Daarbij komt evenwel dat hij in den regel dat, wat wij aanhouden als een erfdeel onzer vaderen, beschouwt als uit den oer-tijd overgebleven gewoonten, die niet meer passen in onzen verlichten, materialistischen tijd. Hij beschouwt dat, op z'n gunstigst genomen, als eene toelaatbare naïviteit.

Is daaraan niets te doen?

M.i. zeker. Maar dan moet de Limburger er toe medewerken hem meer belangstelling voor die zaken bij te brengen. Wanneer men hem maar zoover weet te krijgen dat hij er eens dieper over gaat nadenken, dan zal ook veel waardeering in hem opkomen voor dat, wat hij bij den Limburger om zich ziet gebeuren.

Die oude gebruiken, zeden enz. hebben gewoonlijk een oorsprong, eene beteekenis, die, laat mij het ronduit zeggen, wel eens onbekend zijn, zelfs bij hen, die ze als 't ware automatisch volgen.

Dit kan ik bewijzen door een paar, kort geleden, door mij beleefde voorvallen.

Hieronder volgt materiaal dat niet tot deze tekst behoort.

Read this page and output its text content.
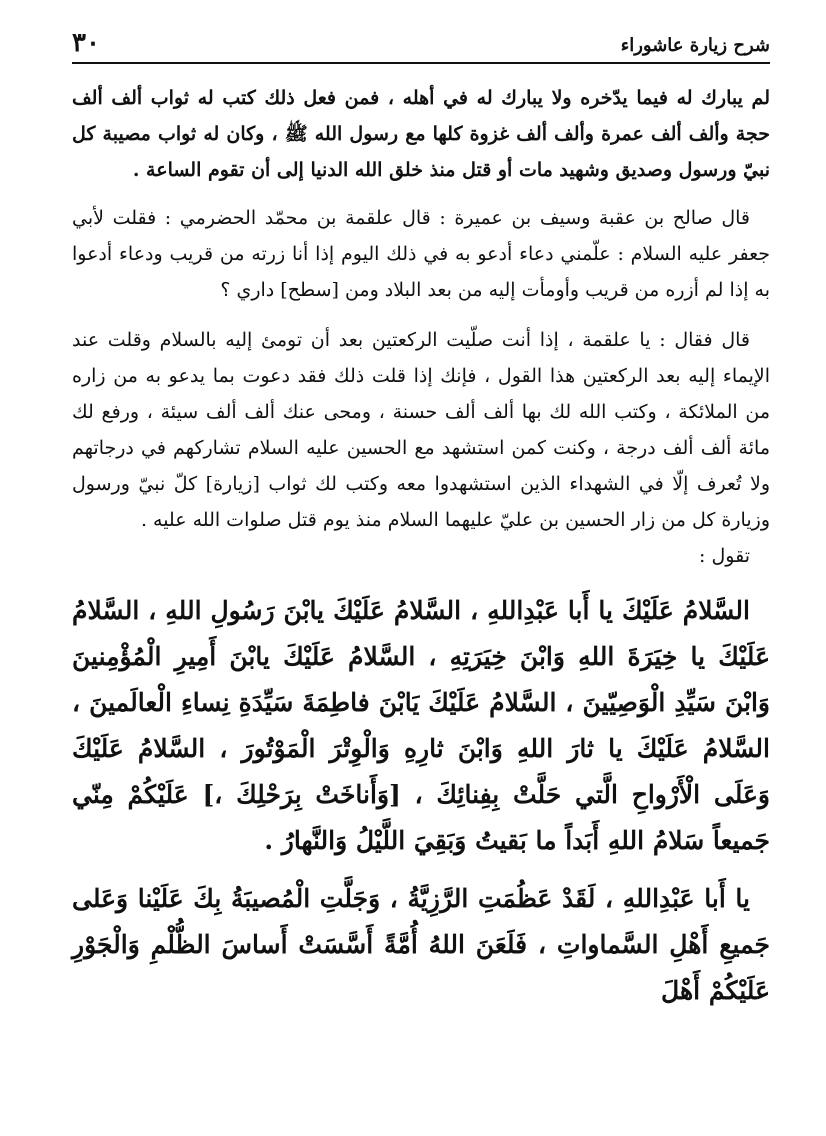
شرح زيارة عاشوراء
٣٠

لم يبارك له فيما يدّخره ولا يبارك له في أهله ، فمن فعل ذلك كتب له ثواب ألف ألف حجة وألف ألف عمرة وألف ألف غزوة كلها مع رسول الله ﷺ ، وكان له ثواب مصيبة كل نبيّ ورسول وصديق وشهيد مات أو قتل منذ خلق الله الدنيا إلى أن تقوم الساعة .

قال صالح بن عقبة وسيف بن عميرة : قال علقمة بن محمّد الحضرمي : فقلت لأبي جعفر عليه السلام : علّمني دعاء أدعو به في ذلك اليوم إذا أنا زرته من قريب ودعاء أدعوا به إذا لم أزره من قريب وأومأت إليه من بعد البلاد ومن [سطح] داري ؟

قال فقال : يا علقمة ، إذا أنت صلّيت الركعتين بعد أن تومئ إليه بالسلام وقلت عند الإيماء إليه بعد الركعتين هذا القول ، فإنك إذا قلت ذلك فقد دعوت بما يدعو به من زاره من الملائكة ، وكتب الله لك بها ألف ألف حسنة ، ومحى عنك ألف ألف سيئة ، ورفع لك مائة ألف ألف درجة ، وكنت كمن استشهد مع الحسين عليه السلام تشاركهم في درجاتهم ولا تُعرف إلّا في الشهداء الذين استشهدوا معه وكتب لك ثواب [زيارة] كلّ نبيّ ورسول وزيارة كل من زار الحسين بن عليّ عليهما السلام منذ يوم قتل صلوات الله عليه .

تقول :

السَّلامُ عَلَيْكَ يا أَبا عَبْدِاللهِ ، السَّلامُ عَلَيْكَ يابْنَ رَسُولِ اللهِ ، السَّلامُ عَلَيْكَ يا خِيَرَةَ اللهِ وَابْنَ خِيَرَتِهِ ، السَّلامُ عَلَيْكَ يابْنَ أَمِيرِ الْمُؤْمِنينَ وَابْنَ سَيِّدِ الْوَصِيّينَ ، السَّلامُ عَلَيْكَ يَابْنَ فاطِمَةَ سَيِّدَةِ نِساءِ الْعالَمينَ ، السَّلامُ عَلَيْكَ يا ثارَ اللهِ وَابْنَ ثارِهِ وَالْوِتْرَ الْمَوْتُورَ ، السَّلامُ عَلَيْكَ وَعَلَى الْأَرْواحِ الَّتي حَلَّتْ بِفِنائِكَ ، [وَأَناخَتْ بِرَحْلِكَ ،] عَلَيْكُمْ مِنّي جَميعاً سَلامُ اللهِ أَبَداً ما بَقيتُ وَبَقِيَ اللَّيْلُ وَالنَّهارُ .

يا أَبا عَبْدِاللهِ ، لَقَدْ عَظُمَتِ الرَّزِيَّةُ ، وَجَلَّتِ الْمُصيبَةُ بِكَ عَلَيْنا وَعَلى جَميعِ أَهْلِ السَّماواتِ ، فَلَعَنَ اللهُ أُمَّةً أَسَّسَتْ أَساسَ الظُّلْمِ وَالْجَوْرِ عَلَيْكُمْ أَهْلَ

Onlangs te Nieuwstadt zijnde, zag ik in de kerk bij een begrafenisdienst, dat in de voorste banken de mannen met gedekten hoofde zaten. Toen ik een verklaring daarover vroeg - en dit nog wel aan niet den eersten den 5este — zei deze mij, dat dit de naaste verwanten waren en „heer, det doon ze hie allenei".

In Obbicht zag ik, dat op den drempel van een huis, waaruit een lijk zou gedragen worden, een stroohalm werd neergelegd, en dat allen, die de deur in en uitgingen angstvallig en behoedzaam vermeden daarop te trappen. Waarom ? „Och, dat is altied zoo gewaes".